Seminar 6: Leader Election
Goal: Delve into the dynamics of leader election, a pivotal concept for decision-making and coordination within distributed systems.
Introduction
In Session 6 of our Distributed Systems course, we delve into the foundational concepts of leader election and mutual exclusion. Leader election is a fundamental mechanism for ensuring coordination and organization within distributed systems, allowing nodes to elect a single leader responsible for guiding collective actions. Mutual exclusion mechanisms enable us to regulate access to shared resources, ensuring that only one process can access a critical section at any given time. By leveraging leader election techniques to achieve mutual exclusion, we aim to foster a deeper understanding of how these concepts interplay, contributing to the robustness of distributed systems' architecture, and their significance in maintaining system integrity and consistency.
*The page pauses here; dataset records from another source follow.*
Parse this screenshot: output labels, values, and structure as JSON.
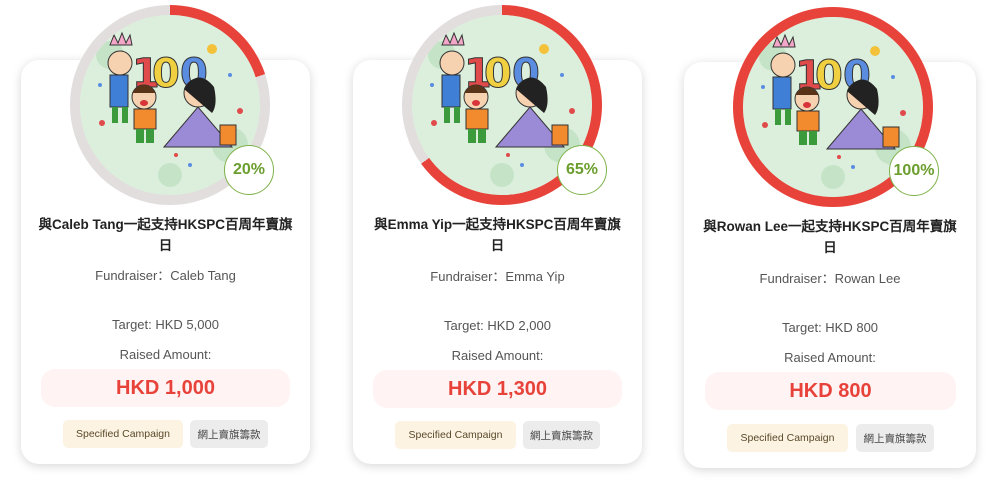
{
  "colors": {
    "accent": "#e8433a",
    "track": "#e2dede",
    "badge_text": "#6b9e2d",
    "badge_border": "#7fb24a"
  },
  "cards": [
    {
      "percent": 20,
      "percent_label": "20%",
      "title_line1": "與Caleb Tang一起支持HKSPC百周年賣旗",
      "title_line2": "日",
      "fundraiser": "Fundraiser：Caleb Tang",
      "target": "Target: HKD 5,000",
      "raised_label": "Raised Amount:",
      "raised": "HKD 1,000",
      "tag1": "Specified Campaign",
      "tag2": "網上賣旗籌款",
      "image_text": "100"
    },
    {
      "percent": 65,
      "percent_label": "65%",
      "title_line1": "與Emma Yip一起支持HKSPC百周年賣旗",
      "title_line2": "日",
      "fundraiser": "Fundraiser：Emma Yip",
      "target": "Target: HKD 2,000",
      "raised_label": "Raised Amount:",
      "raised": "HKD 1,300",
      "tag1": "Specified Campaign",
      "tag2": "網上賣旗籌款",
      "image_text": "100"
    },
    {
      "percent": 100,
      "percent_label": "100%",
      "title_line1": "與Rowan Lee一起支持HKSPC百周年賣旗",
      "title_line2": "日",
      "fundraiser": "Fundraiser：Rowan Lee",
      "target": "Target: HKD 800",
      "raised_label": "Raised Amount:",
      "raised": "HKD 800",
      "tag1": "Specified Campaign",
      "tag2": "網上賣旗籌款",
      "image_text": "100"
    }
  ]
}
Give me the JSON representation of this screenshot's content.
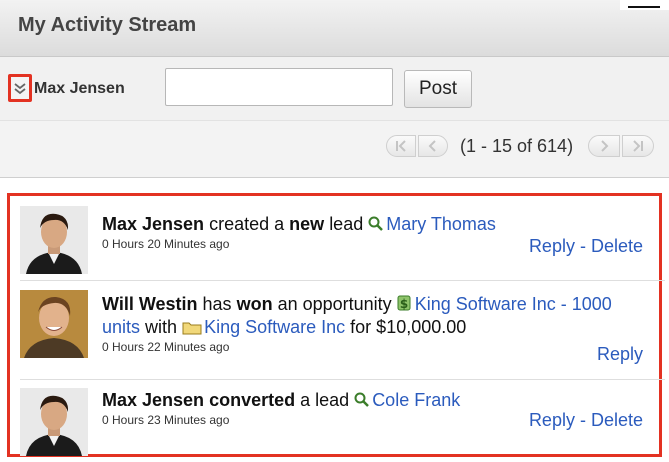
{
  "header": {
    "title": "My Activity Stream"
  },
  "post": {
    "user": "Max Jensen",
    "input_value": "",
    "button": "Post"
  },
  "pager": {
    "info": "(1 - 15 of 614)"
  },
  "colors": {
    "link": "#2b5bbd",
    "highlight": "#e33222"
  },
  "feed": [
    {
      "actor": "Max Jensen",
      "verb": "created a",
      "emphasis": "new",
      "object": "lead",
      "target_icon": "lead-icon",
      "target": "Mary Thomas",
      "time": "0 Hours 20 Minutes ago",
      "actions": [
        "Reply",
        "Delete"
      ]
    },
    {
      "actor": "Will Westin",
      "verb": "has",
      "emphasis": "won",
      "object": "an opportunity",
      "target_icon": "opportunity-icon",
      "target_part1": "King Software Inc - 1000",
      "target_part2": "units",
      "with": "with",
      "account_icon": "account-icon",
      "account": "King Software Inc",
      "for_text": "for $10,000.00",
      "time": "0 Hours 22 Minutes ago",
      "actions": [
        "Reply"
      ]
    },
    {
      "actor": "Max Jensen",
      "emphasis": "converted",
      "object": "a lead",
      "target_icon": "lead-icon",
      "target": "Cole Frank",
      "time": "0 Hours 23 Minutes ago",
      "actions": [
        "Reply",
        "Delete"
      ]
    }
  ]
}
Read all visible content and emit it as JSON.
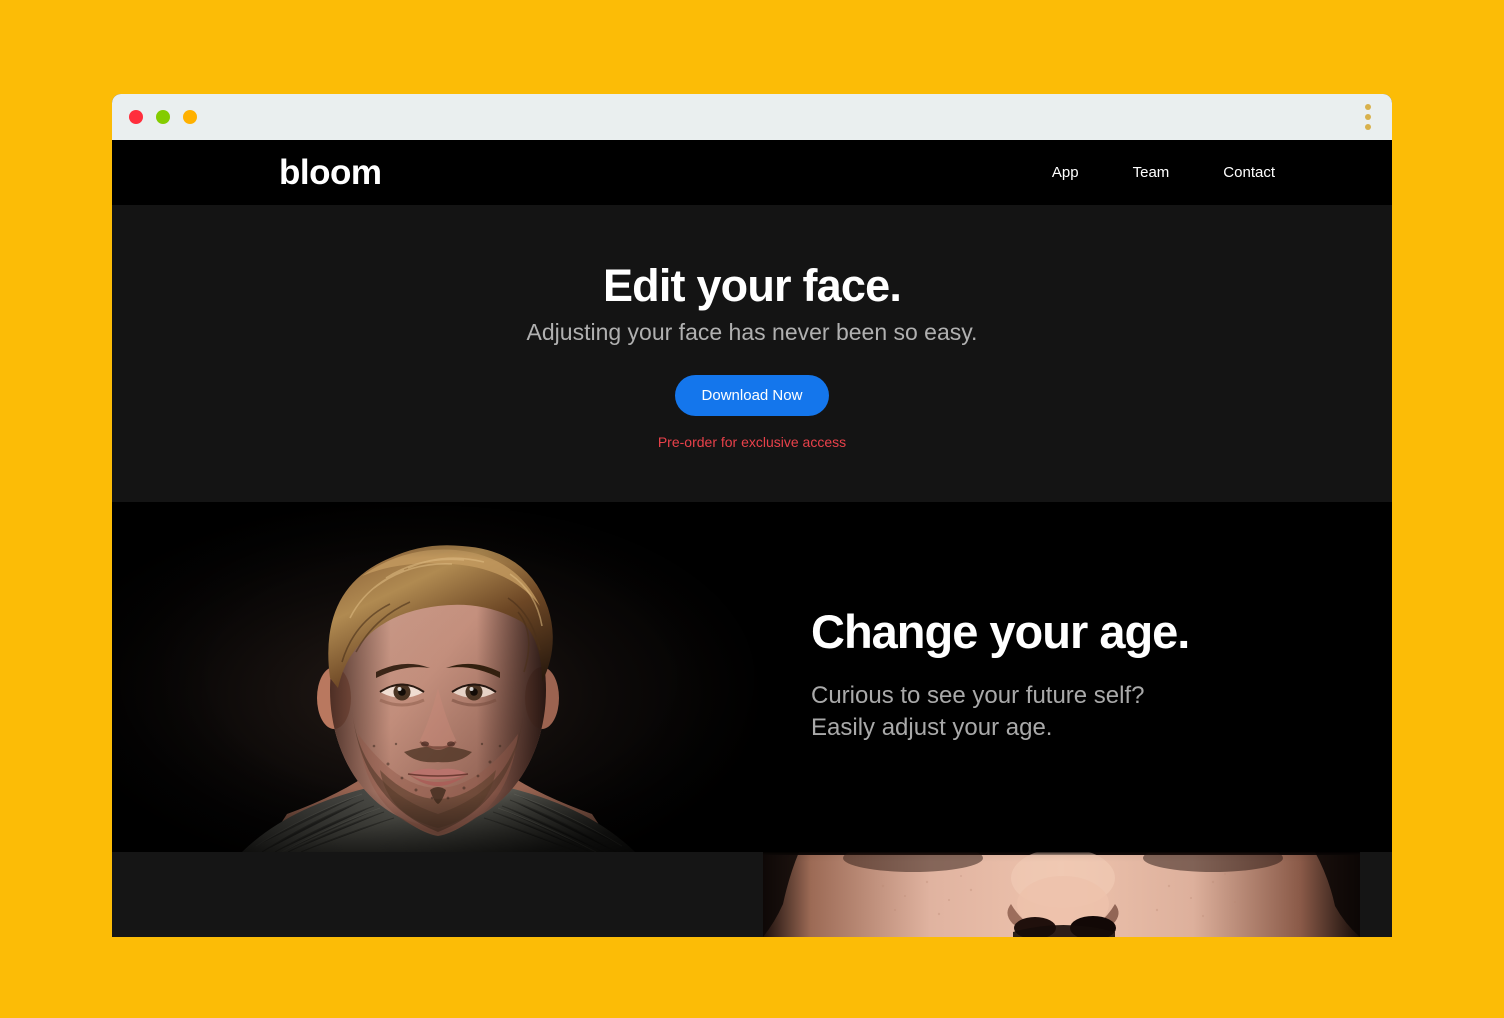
{
  "page": {
    "background_color": "#FCBC06"
  },
  "browser": {
    "titlebar_color": "#EAEFEF",
    "traffic_lights": [
      {
        "name": "close",
        "color": "#FF2E3C"
      },
      {
        "name": "minimize",
        "color": "#84CC00"
      },
      {
        "name": "maximize",
        "color": "#FFB100"
      }
    ],
    "menu_icon": "kebab-menu-icon"
  },
  "nav": {
    "brand": "bloom",
    "links": [
      {
        "label": "App"
      },
      {
        "label": "Team"
      },
      {
        "label": "Contact"
      }
    ]
  },
  "hero": {
    "title": "Edit your face.",
    "subtitle": "Adjusting your face has never been so easy.",
    "cta_label": "Download Now",
    "cta_color": "#1476EC",
    "preorder_note": "Pre-order for exclusive access",
    "preorder_color": "#E8414A",
    "background_color": "#141414"
  },
  "age_section": {
    "title": "Change your age.",
    "subtitle": "Curious to see your future self?\nEasily adjust your age.",
    "image_alt": "portrait-of-man-with-wavy-brown-hair-and-stubble",
    "background_color": "#000000"
  },
  "bottom_strip": {
    "image_alt": "closeup-of-nose-and-cheeks",
    "background_color": "#151515"
  }
}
Now that you have established the infrastructure to verify if an order is valid, the rest of the system can proceed to deal with the order (e.g. by updating the stocks of available books, committing the order to the database, executing the payment, triggering the notification systems, etc…). The execution of a given order is considered a critical section or resource, which should only be dealt with, at most, once. Therefore, having a group of executors, these should reach an agreement regarding which executor has access to a given order, at a given point in time, proceeding with its execution. You should apply the knowledge you gathered about Leader Election and Mutual Exclusion mechanisms, in order to solve this problem.
Task
Extend your system with the following functionality and new services:
- Order Queue: Create a new gRPC service - the order queue - which will perform basic queuing functionalities: enqueue and dequeue. This service should queue the orders, to be later consumed by the executors.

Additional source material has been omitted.